Van Stippen, the lone Democratic 12th Senate District candidate who will appear on the Aug. 9 partisan primary ballot, also voiced his support for one of the two Democratic candidates running in the 34th Assembly District, Matt Michalsen, a Lakeland Union High School social studies teacher who is also a Lake Tomahawk town supervisor and appeared at the meeting.

Matt Michalsen, a Democratic candidate in the 34th Assembly District, speaks at Monday's Oneida County Lakes and Rivers Association meeting.

Matt Michalsen, a Democratic candidate in the 34th Assembly District, speaks at Monday’s Oneida County Lakes and Rivers Association meeting.

Michalsen – who faces a primary challenge from Lawrence Dale of Eagle River, an insurance salesman who ran unsuccessfully two years ago in the 7th Congressional District race as a Green Party candidate – hopes to advance to the Nov. 8 general election to face the two-term Republican incumbent, Rob Swearingen of Rhinelander.

Michalsen said voting Swearingen and Tiffany out of office will be difficult in districts where the majorities are Republicans.

“It’s going to be so difficult to unseat the establishment of Tom Tiffany and his puppet, Rob Swearingen,” Michalsen said. “But if we are doing what we have been doing, and getting out door-to-door and going to these meetings and continuing to learn and to listen, I’m starting to believe that we can do it.
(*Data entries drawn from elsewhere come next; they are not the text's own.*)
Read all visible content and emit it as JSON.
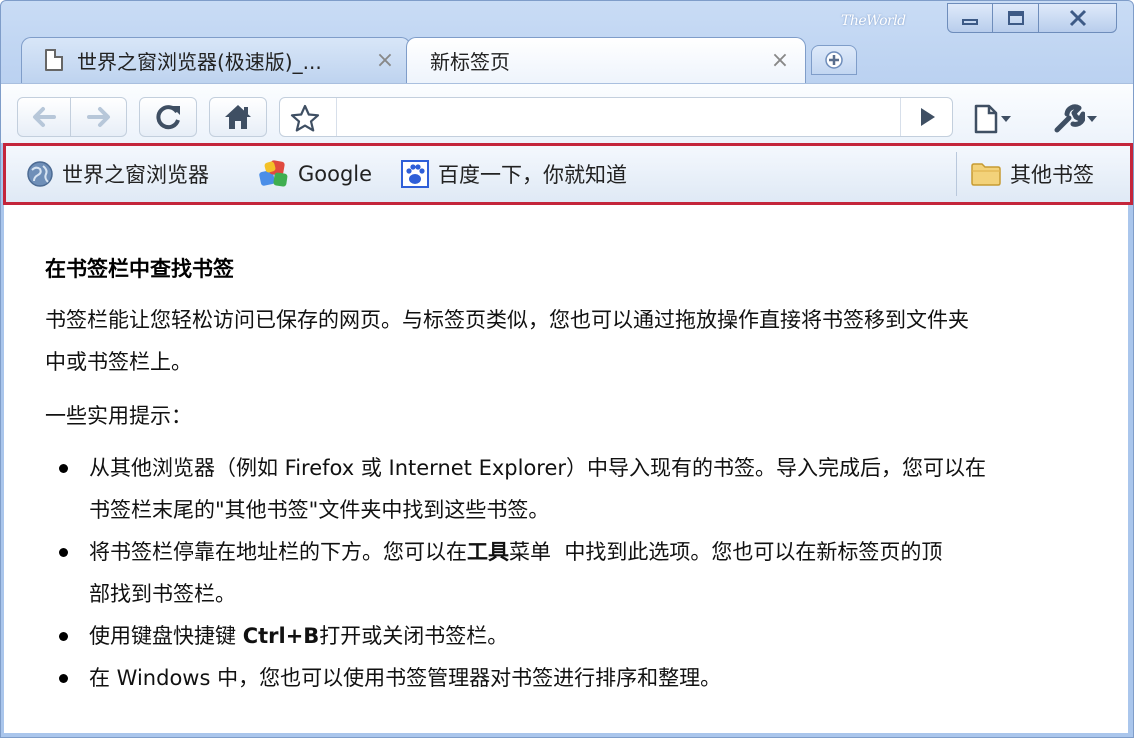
{
  "window": {
    "brand": "TheWorld",
    "controls": {
      "minimize": "minimize",
      "maximize": "maximize",
      "close": "close"
    }
  },
  "tabs": [
    {
      "title": "世界之窗浏览器(极速版)_...",
      "active": false,
      "icon": "page-icon"
    },
    {
      "title": "新标签页",
      "active": true
    }
  ],
  "toolbar": {
    "back_icon": "back-arrow-icon",
    "forward_icon": "forward-arrow-icon",
    "reload_icon": "reload-icon",
    "home_icon": "home-icon",
    "star_icon": "star-icon",
    "address_value": "",
    "go_icon": "play-icon",
    "page_menu_icon": "page-menu-icon",
    "tools_menu_icon": "wrench-icon"
  },
  "bookmarks_bar": {
    "items": [
      {
        "label": "世界之窗浏览器",
        "icon": "globe-icon"
      },
      {
        "label": "Google",
        "icon": "google-icon"
      },
      {
        "label": "百度一下，你就知道",
        "icon": "baidu-paw-icon"
      }
    ],
    "other": {
      "label": "其他书签",
      "icon": "folder-icon"
    }
  },
  "content": {
    "heading": "在书签栏中查找书签",
    "paragraph1_line1": "书签栏能让您轻松访问已保存的网页。与标签页类似，您也可以通过拖放操作直接将书签移到文件夹",
    "paragraph1_line2": "中或书签栏上。",
    "tips_intro": "一些实用提示：",
    "tips": [
      {
        "line1": "从其他浏览器（例如 Firefox 或 Internet Explorer）中导入现有的书签。导入完成后，您可以在",
        "line2": "书签栏末尾的\"其他书签\"文件夹中找到这些书签。"
      },
      {
        "pre": "将书签栏停靠在地址栏的下方。您可以在",
        "bold": "工具",
        "post": "菜单  中找到此选项。您也可以在新标签页的顶",
        "line2": "部找到书签栏。"
      },
      {
        "pre": "使用键盘快捷键 ",
        "bold": "Ctrl+B",
        "post": "打开或关闭书签栏。"
      },
      {
        "line1": "在 Windows 中，您也可以使用书签管理器对书签进行排序和整理。"
      }
    ]
  },
  "colors": {
    "frame": "#aac6ec",
    "highlight_border": "#c4253b",
    "toolbar_bg": "#f4f8fd"
  }
}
And I know I will win on Aug. 9, I will win the primary, but we need to win on Nov. 8 as well.”

Michalsen said Swearingen and Tiffany have supported “a quick hit or fix economic-style boom, which will not work.”

“It will p*** more people off – and as I continue to grow in this race and continue to learn – yes, we have private property rights, but this is all of our property,” Michalsen said. “What one individual does with their private property, affects drastically the next (property), and then if it’s detrimental to the groundwater and the quality of the water, then it’s detrimental to the values of the property, which in a such a rich property tax area that will then cause a domino effect to our schools as well to where we depend on the property taxes. So, I think it starts with local control and all of your efforts.”

When contacted for comment following the meeting, Swearingen said he is looking forward to defending his four-year record in office and discussing issues of concern with people across the 34th Assembly District, after the primary has concluded and an opponent has been named.